Адмирал раздраженно оттолкнул ее руку. Он что-то проговорил растерянной дочери и резко оборвал танец. Бесцеремонно оставив ее, он величаво покинул зал, задержавшись только для того, чтобы коротко извиниться перед леди и лордом Хауэлл. Даже гордо вздернутый подбородок Люси не мог скрыть боль в ее глазах, когда отец отверг ее общество.
Морис хотел было последовать за адмиралом, но передумал. Он достаточно долго находился в Ионии, чтобы знать, куда направился этот самовлюбленный человек.
Он снова перевел взгляд на Люси. В качестве маскарадного костюма она выбрала классическую греческую тунику из белого шелка и полумаску из того же материала. Широкая золотая лента удерживала собранные назад тяжелые серебристо-пепельные волосы. Хотя Мориса отделяла от нее стеклянная дверь, он отчетливо видел ее грустное лицо.

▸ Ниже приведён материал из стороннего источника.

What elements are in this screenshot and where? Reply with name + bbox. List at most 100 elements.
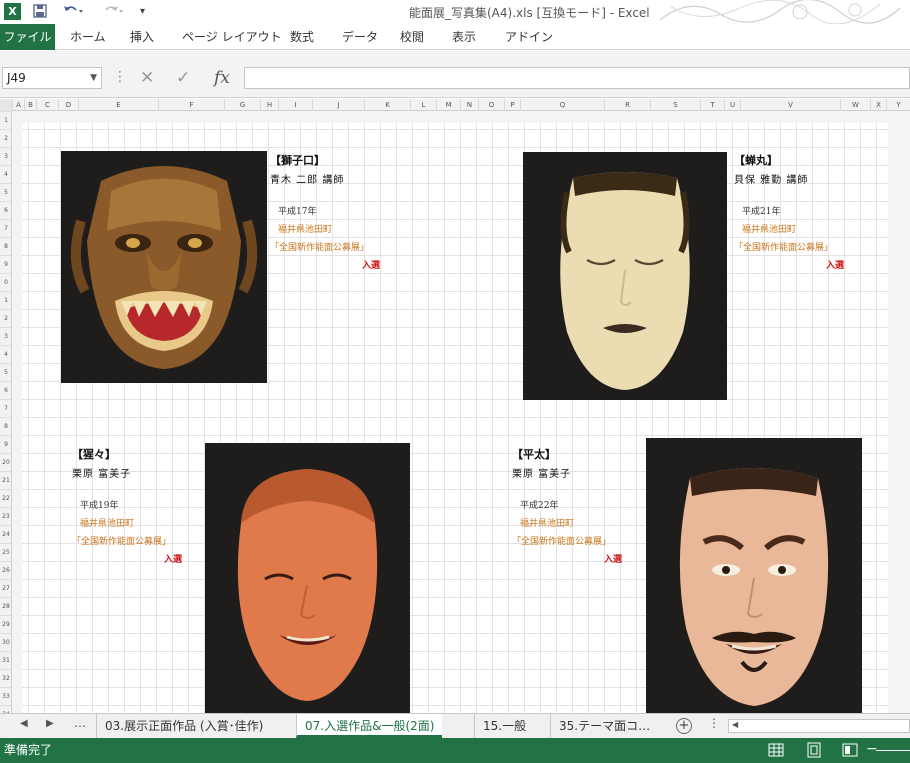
- column-header-cell[interactable]: B: [24, 99, 36, 111]
- row-header-cell[interactable]: 3: [0, 327, 11, 345]
- row-header-cell[interactable]: 5: [0, 363, 11, 381]
- column-header-cell[interactable]: D: [58, 99, 78, 111]
- sheet-more-icon[interactable]: …: [74, 716, 86, 730]
- formula-input[interactable]: [244, 67, 910, 89]
- tab-data[interactable]: データ: [342, 24, 378, 50]
- zoom-slider[interactable]: [876, 750, 910, 751]
- tab-file[interactable]: ファイル: [0, 24, 55, 50]
- column-header-cell[interactable]: I: [278, 99, 312, 111]
- normal-view-icon[interactable]: [768, 742, 784, 758]
- row-header-cell[interactable]: 0: [0, 273, 11, 291]
- row-header-cell[interactable]: 9: [0, 255, 11, 273]
- column-header-cell[interactable]: P: [504, 99, 520, 111]
- sheet-tab-07-active[interactable]: 07.入選作品&一般(2面): [296, 714, 443, 738]
- column-header-cell[interactable]: T: [700, 99, 724, 111]
- page-break-view-icon[interactable]: [842, 742, 858, 758]
- tab-split-icon[interactable]: ⋮: [708, 716, 720, 730]
- row-header-cell[interactable]: 5: [0, 183, 11, 201]
- row-header-cell[interactable]: 1: [0, 291, 11, 309]
- redo-icon[interactable]: [102, 3, 124, 21]
- row-header-cell[interactable]: 34: [0, 705, 11, 713]
- column-header-cell[interactable]: H: [260, 99, 278, 111]
- mask-photo-1[interactable]: [61, 151, 267, 383]
- row-header-cell[interactable]: 32: [0, 669, 11, 687]
- tab-home[interactable]: ホーム: [70, 24, 106, 50]
- row-header-cell[interactable]: 20: [0, 453, 11, 471]
- page-layout-view-icon[interactable]: [806, 742, 822, 758]
- tab-formulas[interactable]: 数式: [290, 24, 314, 50]
- formula-bar-grip-icon[interactable]: ⋮: [113, 69, 127, 85]
- insert-function-icon[interactable]: fx: [214, 66, 230, 90]
- row-header-cell[interactable]: 8: [0, 237, 11, 255]
- sheet-tab-35[interactable]: 35.テーマ面コ…: [550, 714, 658, 738]
- column-header-cell[interactable]: M: [436, 99, 460, 111]
- row-header-cell[interactable]: 4: [0, 165, 11, 183]
- row-header-cell[interactable]: 7: [0, 399, 11, 417]
- column-header-cell[interactable]: U: [724, 99, 740, 111]
- column-header-cell[interactable]: G: [224, 99, 260, 111]
- row-header-cell[interactable]: 9: [0, 435, 11, 453]
- mask-photo-4[interactable]: [646, 438, 862, 713]
- row-header-cell[interactable]: 2: [0, 129, 11, 147]
- column-header-cell[interactable]: W: [840, 99, 870, 111]
- mask-photo-2[interactable]: [523, 152, 727, 400]
- column-header-cell[interactable]: A: [12, 99, 24, 111]
- row-header-cell[interactable]: 24: [0, 525, 11, 543]
- row-header-cell[interactable]: 6: [0, 201, 11, 219]
- zoom-out-icon[interactable]: −: [866, 741, 878, 757]
- row-header-cell[interactable]: 22: [0, 489, 11, 507]
- tab-addins[interactable]: アドイン: [505, 24, 553, 50]
- row-header-cell[interactable]: 27: [0, 579, 11, 597]
- column-header-cell[interactable]: X: [870, 99, 886, 111]
- horizontal-scrollbar[interactable]: ◀: [728, 719, 910, 733]
- sheet-tab-03[interactable]: 03.展示正面作品 (入賞･佳作): [96, 714, 271, 738]
- mask-photo-3[interactable]: [205, 443, 410, 713]
- column-header-cell[interactable]: Y: [886, 99, 910, 111]
- column-header-cell[interactable]: L: [410, 99, 436, 111]
- row-header-cell[interactable]: 21: [0, 471, 11, 489]
- column-header-cell[interactable]: N: [460, 99, 478, 111]
- row-header-cell[interactable]: 30: [0, 633, 11, 651]
- row-header-cell[interactable]: 29: [0, 615, 11, 633]
- row-header-cell[interactable]: 4: [0, 345, 11, 363]
- row-header-cell[interactable]: 31: [0, 651, 11, 669]
- column-header-cell[interactable]: C: [36, 99, 58, 111]
- row-header-cell[interactable]: 26: [0, 561, 11, 579]
- tab-page-layout[interactable]: ページ レイアウト: [182, 24, 282, 50]
- customize-qat-icon[interactable]: ▾: [140, 3, 145, 21]
- tab-review[interactable]: 校閲: [400, 24, 424, 50]
- name-box[interactable]: J49 ▼: [2, 67, 102, 89]
- tab-view[interactable]: 表示: [452, 24, 476, 50]
- name-box-dropdown-icon[interactable]: ▼: [90, 68, 97, 88]
- column-header-cell[interactable]: Q: [520, 99, 604, 111]
- save-icon[interactable]: [32, 3, 48, 21]
- sheet-prev-icon[interactable]: ◀: [20, 718, 28, 729]
- column-header-cell[interactable]: F: [158, 99, 224, 111]
- enter-icon[interactable]: ✓: [176, 66, 190, 90]
- column-header-cell[interactable]: J: [312, 99, 364, 111]
- column-header-cell[interactable]: S: [650, 99, 700, 111]
- row-header-cell[interactable]: 3: [0, 147, 11, 165]
- row-header-cell[interactable]: 33: [0, 687, 11, 705]
- row-header-cell[interactable]: 1: [0, 111, 11, 129]
- row-header-cell[interactable]: 7: [0, 219, 11, 237]
- row-header-cell[interactable]: 6: [0, 381, 11, 399]
- column-header-cell[interactable]: R: [604, 99, 650, 111]
- add-sheet-icon[interactable]: +: [676, 718, 692, 734]
- scroll-left-icon[interactable]: ◀: [732, 720, 738, 729]
- column-header-cell[interactable]: V: [740, 99, 840, 111]
- select-all-corner[interactable]: [0, 99, 12, 111]
- row-header-cell[interactable]: 25: [0, 543, 11, 561]
- sheet-next-icon[interactable]: ▶: [46, 718, 54, 729]
- row-header-cell[interactable]: 2: [0, 309, 11, 327]
- row-header-cell[interactable]: 8: [0, 417, 11, 435]
- undo-icon[interactable]: [62, 3, 84, 21]
- sheet-tab-15[interactable]: 15.一般: [474, 714, 534, 738]
- worksheet-grid[interactable]: 【獅子口】 青木 二郎 講師 平成17年 福井県池田町 「全国新作能面公募展」 …: [12, 111, 910, 713]
- cancel-icon[interactable]: ✕: [140, 66, 154, 90]
- column-header-cell[interactable]: E: [78, 99, 158, 111]
- row-header-cell[interactable]: 28: [0, 597, 11, 615]
- column-header-cell[interactable]: O: [478, 99, 504, 111]
- tab-insert[interactable]: 挿入: [130, 24, 154, 50]
- column-header-cell[interactable]: K: [364, 99, 410, 111]
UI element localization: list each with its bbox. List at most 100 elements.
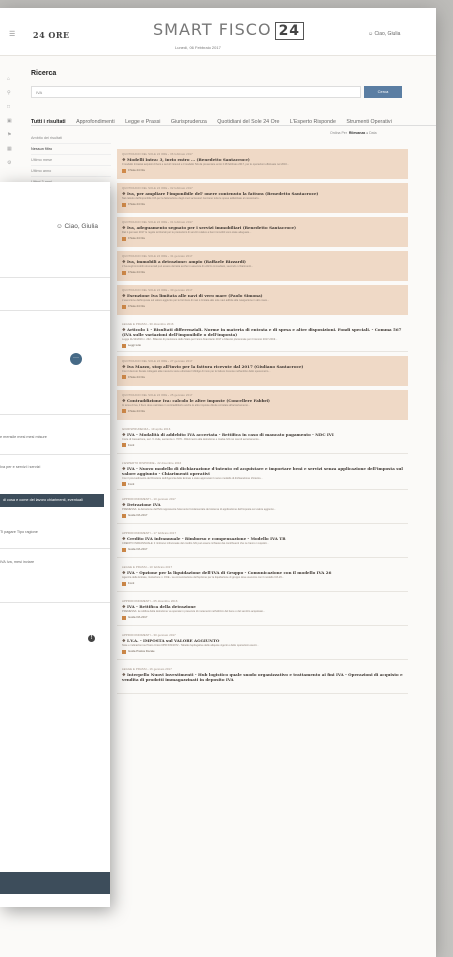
result-link[interactable]: Il Sole 24 Ore — [122, 202, 403, 207]
result-link[interactable]: Guida IVA 2017 — [122, 513, 403, 518]
result-card[interactable]: QUOTIDIANO DEL SOLE 24 ORE · 06 febbraio… — [117, 149, 408, 179]
sidebar-item-last-month[interactable]: Ultimo mese — [31, 155, 111, 166]
result-title[interactable]: ❖ I.V.A. - IMPOSTA sul VALORE AGGIUNTO — [122, 638, 403, 643]
front-list-item[interactable]: e mensile mesi mesi misure — [0, 435, 104, 440]
source-icon — [122, 168, 126, 173]
result-title[interactable]: ❖ Detrazione IVA — [122, 502, 403, 507]
result-title[interactable]: ❖ IVA - Opzione per la liquidazione dell… — [122, 570, 403, 575]
result-source: QUOTIDIANO DEL SOLE 24 ORE · 30 gennaio … — [122, 288, 193, 292]
result-title[interactable]: ❖ Iva Mazzo, stop all'invio per la fattu… — [122, 364, 403, 369]
user-icon: ☺ — [56, 223, 63, 230]
result-source: APPROFONDIMENTI · 10 gennaio 2017 — [122, 497, 176, 502]
result-title[interactable]: ❖ Contraddizione Iva: calcolo le altre i… — [122, 398, 403, 403]
folder-icon[interactable]: ▣ — [7, 118, 12, 124]
result-link[interactable]: Il Sole 24 Ore — [122, 409, 403, 414]
result-title[interactable]: ❖ Esenzione Iva limitata alle navi di ve… — [122, 293, 403, 298]
result-title[interactable]: ❖ Interpello Nuovi Investimenti - Hub lo… — [122, 672, 403, 682]
result-card[interactable]: QUOTIDIANO DEL SOLE 24 ORE · 30 gennaio … — [117, 285, 408, 315]
result-card[interactable]: QUOTIDIANO DEL SOLE 24 ORE · 31 gennaio … — [117, 251, 408, 281]
result-title[interactable]: ❖ Modelli Intra: 3, invio entro ... (Ben… — [122, 157, 403, 162]
front-user-menu[interactable]: ☺ Ciao, Giulia — [56, 223, 98, 230]
result-title[interactable]: ❖ IVA - Modalità di addebito IVA accerta… — [122, 432, 403, 437]
sidebar-item-no-filter[interactable]: Nessun filtro — [31, 144, 111, 155]
result-title[interactable]: ❖ Credito IVA infrannuale - Rimborso e c… — [122, 536, 403, 541]
more-button[interactable]: ··· — [70, 353, 82, 365]
search-icon[interactable]: ⚲ — [7, 90, 11, 96]
result-card[interactable]: APPROFONDIMENTI · 30 gennaio 2017 ❖ I.V.A… — [117, 630, 408, 661]
tab-giurisprudenza[interactable]: Giurisprudenza — [171, 115, 207, 125]
result-link[interactable]: Il Sole 24 Ore — [122, 236, 403, 241]
result-link[interactable]: Guida Pratica Fiscale — [122, 649, 403, 654]
result-title[interactable]: ❖ IVA - Nuovo modello di dichiarazione d… — [122, 466, 403, 476]
tab-quotidiani[interactable]: Quotidiani del Sole 24 Ore — [217, 115, 279, 125]
result-link[interactable]: Fonti — [122, 482, 403, 487]
result-link[interactable]: Il Sole 24 Ore — [122, 304, 403, 309]
toggle-icon[interactable]: ● — [366, 131, 368, 135]
tab-legge-prassi[interactable]: Legge e Prassi — [125, 115, 160, 125]
circle-icon: ❖ — [122, 431, 126, 437]
bookmark-icon[interactable]: ⚑ — [7, 132, 11, 138]
front-list-item[interactable]: Ti pagare Tipo ragione — [0, 530, 104, 535]
result-card[interactable]: GIURISPRUDENZA · 19 aprile 2016 ❖ IVA - M… — [117, 424, 408, 454]
tab-approfondimenti[interactable]: Approfondimenti — [76, 115, 115, 125]
search-input[interactable]: IVA — [31, 86, 361, 98]
result-card[interactable]: LEGGE E PRASSI · 30 dicembre 2016 ❖ Artic… — [117, 319, 408, 352]
result-link[interactable]: Il Sole 24 Ore — [122, 168, 403, 173]
result-card[interactable]: APPROFONDIMENTI · 05 dicembre 2016 ❖ IVA … — [117, 596, 408, 627]
result-link[interactable]: Guida IVA 2017 — [122, 547, 403, 552]
result-snippet: CREDITO INFRANNUALE: il rimborso infrann… — [122, 542, 269, 546]
document-icon[interactable]: □ — [7, 104, 10, 110]
front-list-item-active[interactable]: di cosa e come del lavoro chiarimenti, e… — [0, 494, 104, 507]
result-title[interactable]: ❖ IVA - Rettifica della detrazione — [122, 604, 403, 609]
result-card[interactable]: QUOTIDIANO DEL SOLE 24 ORE · 01 febbraio… — [117, 217, 408, 247]
result-snippet: In tema di Iva, il fisco deve calcolare … — [122, 403, 251, 407]
source-icon — [122, 443, 126, 448]
sort-bar: Ordina Per Rilevanza ● Data — [330, 131, 377, 135]
result-link[interactable]: Il Sole 24 Ore — [122, 375, 403, 380]
result-title[interactable]: ❖ Iva, adeguamento segnato per i servizi… — [122, 225, 403, 230]
result-link[interactable]: Leggi tutto — [122, 343, 403, 348]
home-icon[interactable]: ⌂ — [7, 76, 10, 82]
result-link[interactable]: Fonti — [122, 443, 403, 448]
user-menu[interactable]: ☺ Ciao, Giulia — [368, 31, 400, 37]
tab-strumenti[interactable]: Strumenti Operativi — [346, 115, 391, 125]
result-link[interactable]: Fonti — [122, 581, 403, 586]
sidebar-item-last-year[interactable]: Ultimo anno — [31, 166, 111, 177]
result-card[interactable]: APPROFONDIMENTI · 17 febbraio 2017 ❖ Cred… — [117, 528, 408, 559]
source-icon — [122, 375, 126, 380]
sort-relevance[interactable]: Rilevanza — [349, 131, 365, 135]
front-list-item[interactable]: IVA Iva, mesi inviare — [0, 560, 104, 565]
front-user-greeting: Ciao, Giulia — [64, 223, 99, 230]
brand-number: 24 — [274, 22, 305, 40]
result-link[interactable]: Guida IVA 2017 — [122, 615, 403, 620]
search-button[interactable]: Cerca — [364, 86, 402, 98]
result-card[interactable]: QUOTIDIANO DEL SOLE 24 ORE · 02 febbraio… — [117, 183, 408, 213]
result-card[interactable]: L'ESPERTO RISPONDE · 22 dicembre 2016 ❖ I… — [117, 458, 408, 491]
divider — [0, 277, 110, 278]
circle-icon: ❖ — [122, 259, 126, 264]
result-card[interactable]: LEGGE E PRASSI · 16 gennaio 2017 ❖ Interp… — [117, 664, 408, 695]
result-card[interactable]: LEGGE E PRASSI · 10 febbraio 2017 ❖ IVA -… — [117, 562, 408, 593]
sort-date[interactable]: Data — [369, 131, 376, 135]
result-title[interactable]: ❖ Articolo 1 - Risultati differenziali. … — [122, 327, 403, 337]
result-card[interactable]: APPROFONDIMENTI · 10 gennaio 2017 ❖ Detra… — [117, 494, 408, 525]
result-link[interactable]: Il Sole 24 Ore — [122, 270, 403, 275]
calendar-icon[interactable]: ▦ — [7, 146, 12, 152]
source-icon — [122, 409, 126, 414]
source-icon — [122, 547, 126, 552]
result-title[interactable]: ❖ Iva, per ampliare l'imponibile del' on… — [122, 191, 403, 196]
info-icon[interactable]: ! — [88, 635, 95, 642]
result-card[interactable]: QUOTIDIANO DEL SOLE 24 ORE · 25 gennaio … — [117, 389, 408, 420]
result-card[interactable]: QUOTIDIANO DEL SOLE 24 ORE · 27 gennaio … — [117, 355, 408, 386]
search-title: Ricerca — [31, 70, 57, 77]
tab-esperto[interactable]: L'Esperto Risponde — [290, 115, 336, 125]
front-list-item[interactable]: Iva per e servizi i servizi — [0, 465, 104, 470]
tab-all[interactable]: Tutti i risultati — [31, 115, 66, 125]
settings-icon[interactable]: ⚙ — [7, 160, 11, 166]
hamburger-icon[interactable]: ☰ — [9, 30, 15, 38]
result-snippet: Corte di Cassazione, sez. V civile, sent… — [122, 437, 261, 441]
result-source: QUOTIDIANO DEL SOLE 24 ORE · 31 gennaio … — [122, 254, 193, 258]
logo[interactable]: 24 ORE — [33, 30, 70, 40]
divider — [0, 414, 110, 415]
result-title[interactable]: ❖ Iva, immobili a detrazione: ampio (Raf… — [122, 259, 403, 264]
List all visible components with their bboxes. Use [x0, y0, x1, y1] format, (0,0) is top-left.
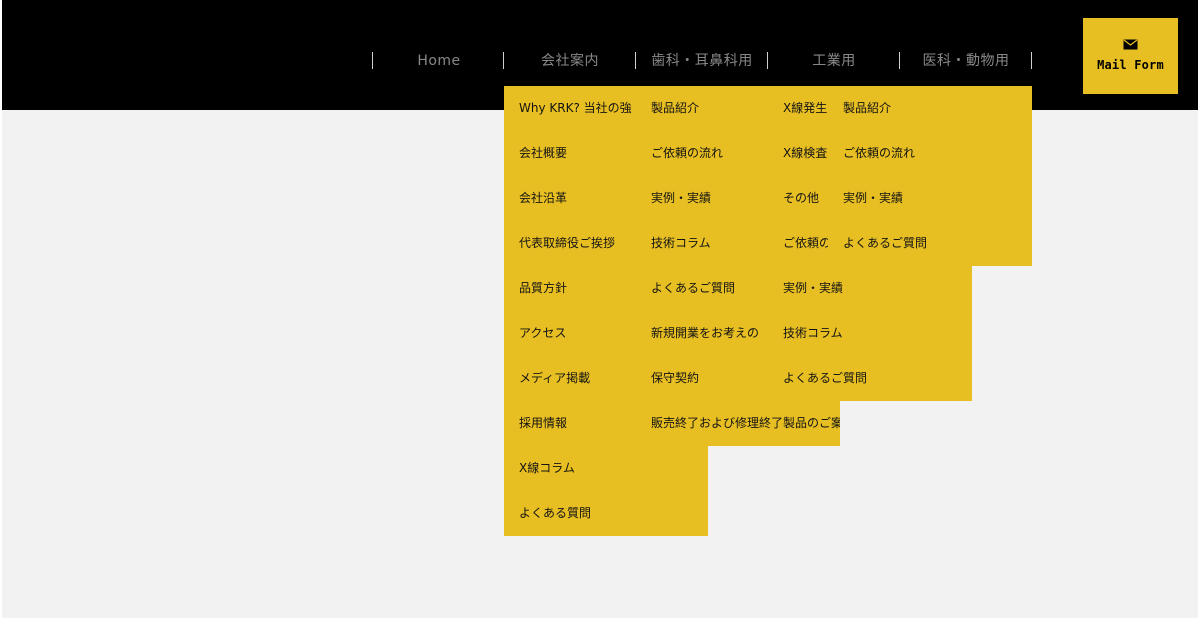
nav-divider: [1031, 52, 1032, 69]
menu-item-industrial-faq[interactable]: よくあるご質問: [768, 356, 972, 401]
menu-item-industrial-request[interactable]: ご依頼の: [768, 221, 828, 266]
nav-divider: [635, 52, 636, 69]
nav-company[interactable]: 会社案内: [505, 50, 635, 72]
mail-icon: [1123, 39, 1138, 50]
menu-item-industrial-cases[interactable]: 実例・実績: [768, 266, 972, 311]
nav-divider: [899, 52, 900, 69]
mail-form-button[interactable]: Mail Form: [1083, 18, 1178, 94]
nav-medical[interactable]: 医科・動物用: [901, 50, 1031, 72]
menu-item-industrial-inspection[interactable]: X線検査: [768, 131, 828, 176]
mail-form-label: Mail Form: [1097, 58, 1164, 72]
dropdown-medical: 製品紹介 ご依頼の流れ 実例・実績 よくあるご質問: [828, 86, 1032, 266]
menu-item-why-krk[interactable]: Why KRK? 当社の強: [504, 86, 636, 131]
nav-home[interactable]: Home: [374, 50, 504, 72]
menu-item-medical-faq[interactable]: よくあるご質問: [828, 221, 1032, 266]
menu-item-xray-column[interactable]: X線コラム: [504, 446, 708, 491]
menu-item-industrial-column[interactable]: 技術コラム: [768, 311, 972, 356]
menu-item-medical-flow[interactable]: ご依頼の流れ: [828, 131, 1032, 176]
nav-divider: [372, 52, 373, 69]
menu-item-industrial-generator[interactable]: X線発生: [768, 86, 828, 131]
dental-discontinued-overflow-mask: [840, 401, 880, 446]
nav-divider: [503, 52, 504, 69]
menu-item-dental-new-clinic[interactable]: 新規開業をお考えの: [636, 311, 768, 356]
nav-industrial[interactable]: 工業用: [769, 50, 899, 72]
menu-item-medical-cases[interactable]: 実例・実績: [828, 176, 1032, 221]
menu-item-faq[interactable]: よくある質問: [504, 491, 708, 536]
menu-item-dental-discontinued[interactable]: 販売終了および修理終了製品のご案内: [636, 401, 840, 446]
menu-item-medical-products[interactable]: 製品紹介: [828, 86, 1032, 131]
menu-item-industrial-other[interactable]: その他: [768, 176, 828, 221]
nav-dental[interactable]: 歯科・耳鼻科用: [637, 50, 767, 72]
nav-divider: [767, 52, 768, 69]
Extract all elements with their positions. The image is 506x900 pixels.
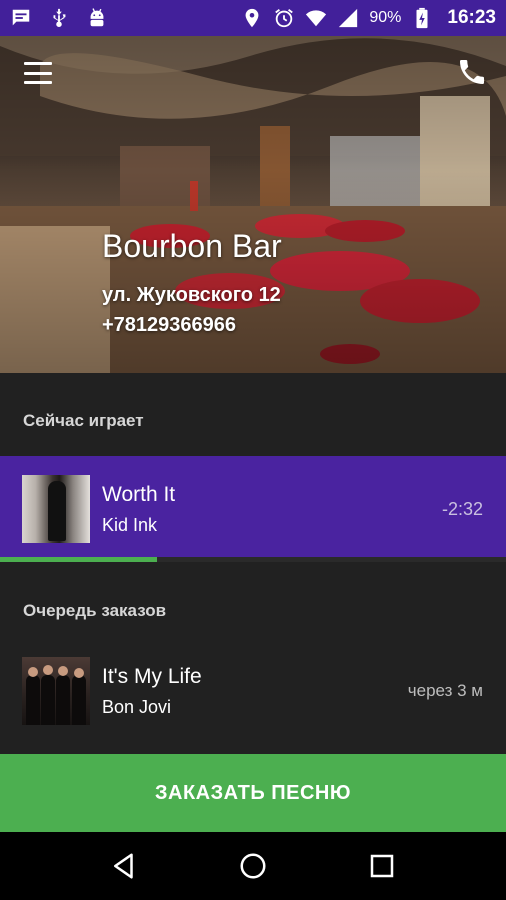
album-cover (22, 657, 90, 725)
venue-address: ул. Жуковского 12 (102, 284, 281, 306)
clock: 16:23 (447, 7, 496, 28)
battery-charging-icon (411, 7, 433, 29)
track-info: It's My Life Bon Jovi (102, 665, 202, 718)
recents-icon[interactable] (362, 846, 402, 886)
location-icon (241, 7, 263, 29)
wifi-icon (305, 7, 327, 29)
playback-progress-bar (0, 557, 506, 562)
home-icon[interactable] (233, 846, 273, 886)
track-title: Worth It (102, 482, 176, 506)
queue-eta: через 3 м (407, 681, 483, 700)
battery-percent: 90% (369, 9, 402, 26)
hamburger-menu-icon[interactable] (24, 62, 52, 84)
venue-header: Bourbon Bar ул. Жуковского 12 +781293669… (0, 36, 506, 373)
status-bar: 90% 16:23 (0, 0, 506, 36)
phone-icon[interactable] (456, 56, 488, 88)
track-title: It's My Life (102, 664, 202, 688)
track-info: Worth It Kid Ink (102, 483, 175, 536)
header-shade (0, 36, 506, 373)
order-song-button[interactable]: ЗАКАЗАТЬ ПЕСНЮ (0, 754, 506, 832)
usb-icon (48, 7, 70, 29)
android-icon (86, 7, 108, 29)
main-content: Сейчас играет Worth It Kid Ink -2:32 Оче… (0, 373, 506, 754)
queue-label: Очередь заказов (23, 601, 167, 620)
track-artist: Bon Jovi (102, 696, 172, 717)
status-right-icons: 90% 16:23 (241, 7, 496, 29)
album-cover (22, 475, 90, 543)
track-remaining-time: -2:32 (441, 498, 483, 519)
now-playing-row[interactable]: Worth It Kid Ink -2:32 (0, 474, 506, 544)
venue-phone[interactable]: +78129366966 (102, 314, 236, 337)
back-icon[interactable] (104, 846, 144, 886)
message-icon (10, 7, 32, 29)
venue-name: Bourbon Bar (102, 228, 282, 264)
playback-progress-fill (0, 557, 157, 562)
now-playing-label: Сейчас играет (23, 411, 144, 430)
system-nav-bar (0, 832, 506, 900)
now-playing-card[interactable]: Worth It Kid Ink -2:32 (0, 456, 506, 562)
alarm-icon (273, 7, 295, 29)
queue-item[interactable]: It's My Life Bon Jovi через 3 м (0, 656, 506, 726)
signal-icon (337, 7, 359, 29)
track-artist: Kid Ink (102, 514, 158, 535)
status-left-icons (10, 7, 108, 29)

«Бедная моя греческая богиня, – думал он, любуясь ее утонченной красотой, – ты бродишь, как чужая, в этом мире роскоши и самозабвенного веселья. Этот мир чужд и мне – сейчас точно так же, как в юности, когда я мог только мельком увидеть его манящие огни через высокие окна парадных комнат в богатых особняках. Он всегда казался мне таким же прекрасным и недостижимым, как таинственный блеск далекой звезды, плывущей высоко в небе, гораздо выше пропитанных копотью облаков. Таким же величественным, как бескрайний простор океана, о котором я мечтал. Таким же невероятным, как сами небеса или любовь девушки, подобной тебе.
И вот ты сама отважно призналась мне в любви, а я… чем я заплатил тебе за твое откровение? Я один виноват в том, что на твоем прекрасном лице лежит тень невыразимой грусти. Как же мне помочь тебе, моя сероглазая Мышка?»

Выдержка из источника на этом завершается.